A major strength of our study is the long follow-up time of post-COVID symptoms extended over 39 months (mean) in patients who were affected by the pre-omicron variant, accompanied by a detailed clinical phenotyping and comprehensive inflammatory proteomic profiling. Additional strengths include the relatively large number of study subjects and the homogeneity of the patient and control groups regarding ethnicity, socioeconomic back-ground, severity and time of acute infection.

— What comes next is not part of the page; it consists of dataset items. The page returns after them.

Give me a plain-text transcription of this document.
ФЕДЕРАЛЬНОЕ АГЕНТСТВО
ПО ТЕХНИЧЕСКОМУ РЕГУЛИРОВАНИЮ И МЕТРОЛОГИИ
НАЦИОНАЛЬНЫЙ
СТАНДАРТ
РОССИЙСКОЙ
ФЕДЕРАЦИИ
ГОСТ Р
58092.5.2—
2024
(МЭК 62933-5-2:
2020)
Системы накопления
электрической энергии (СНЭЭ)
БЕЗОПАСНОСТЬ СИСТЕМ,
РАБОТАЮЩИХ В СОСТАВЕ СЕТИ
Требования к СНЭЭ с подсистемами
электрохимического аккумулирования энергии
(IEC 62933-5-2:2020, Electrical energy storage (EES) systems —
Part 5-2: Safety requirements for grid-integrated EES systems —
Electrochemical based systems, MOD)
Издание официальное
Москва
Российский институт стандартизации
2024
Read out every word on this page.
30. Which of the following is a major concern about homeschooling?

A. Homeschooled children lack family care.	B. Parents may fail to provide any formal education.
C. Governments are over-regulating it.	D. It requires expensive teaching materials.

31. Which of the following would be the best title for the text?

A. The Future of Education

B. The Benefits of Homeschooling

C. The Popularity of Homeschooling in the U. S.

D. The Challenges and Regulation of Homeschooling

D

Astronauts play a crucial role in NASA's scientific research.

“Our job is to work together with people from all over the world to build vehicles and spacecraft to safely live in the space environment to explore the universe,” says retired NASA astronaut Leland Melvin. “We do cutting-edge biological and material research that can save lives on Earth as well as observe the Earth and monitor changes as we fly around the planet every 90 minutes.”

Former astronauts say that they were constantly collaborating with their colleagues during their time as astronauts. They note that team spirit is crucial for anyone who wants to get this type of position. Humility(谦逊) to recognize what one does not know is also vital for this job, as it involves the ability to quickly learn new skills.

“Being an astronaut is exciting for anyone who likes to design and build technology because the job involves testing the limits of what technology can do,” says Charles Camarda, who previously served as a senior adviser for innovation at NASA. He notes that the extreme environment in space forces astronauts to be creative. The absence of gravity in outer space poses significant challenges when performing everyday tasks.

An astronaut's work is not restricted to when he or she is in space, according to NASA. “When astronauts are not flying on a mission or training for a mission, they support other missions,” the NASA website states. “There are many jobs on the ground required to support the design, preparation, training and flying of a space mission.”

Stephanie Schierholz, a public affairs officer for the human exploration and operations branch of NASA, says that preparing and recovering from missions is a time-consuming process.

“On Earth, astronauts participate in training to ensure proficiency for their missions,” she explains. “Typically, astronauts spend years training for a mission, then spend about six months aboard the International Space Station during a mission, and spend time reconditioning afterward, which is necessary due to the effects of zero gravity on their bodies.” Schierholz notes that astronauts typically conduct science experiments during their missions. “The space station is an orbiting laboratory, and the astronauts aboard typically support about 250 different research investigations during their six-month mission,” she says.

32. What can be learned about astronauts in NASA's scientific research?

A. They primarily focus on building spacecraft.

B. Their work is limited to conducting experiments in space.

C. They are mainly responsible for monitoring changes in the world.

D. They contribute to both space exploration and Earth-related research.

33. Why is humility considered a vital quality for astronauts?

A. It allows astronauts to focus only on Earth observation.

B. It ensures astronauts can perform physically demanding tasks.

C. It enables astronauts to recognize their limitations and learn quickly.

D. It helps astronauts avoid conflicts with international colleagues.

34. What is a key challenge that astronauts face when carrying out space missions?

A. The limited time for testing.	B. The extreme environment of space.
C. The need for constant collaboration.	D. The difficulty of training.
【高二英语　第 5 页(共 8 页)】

A potential limitation of our study is the focus on a predefined inflammatory protein panel which may have limited the detection of alterations in other biologically relevant pathways, such as metabolic, neurovascular, or mitochondrial processes. Additionally, the cross-sectional design limits causal inference between persistent inflammation and PASC symptoms, and future longitudinal or repeated-measure studies will be needed to strengthen causal conclusions. Finally, our key differentially expressed proteins were not validated using orthogonal methods or independent cohorts in the current study, which should be considered when interpreting their potential biological relevance. Nevertheless, our findings are broadly consistent with previous reports, including the PHOSP-COVID study, with which we share several DEPs, supporting the reproducibility of these proteomic changes.
In summary, our extended proteomic analysis shows that key pro-inflammatory cytokines characterizing the acute phase of SARS-CoV-2 infection remain dysregulated in individuals with PASC, even long after the initial infection. This persistent immune perturbation suggests a failure of proper immune resolution that may not require detectable viral persistence in plasma, although viral antigen persistence in tissues cannot be excluded.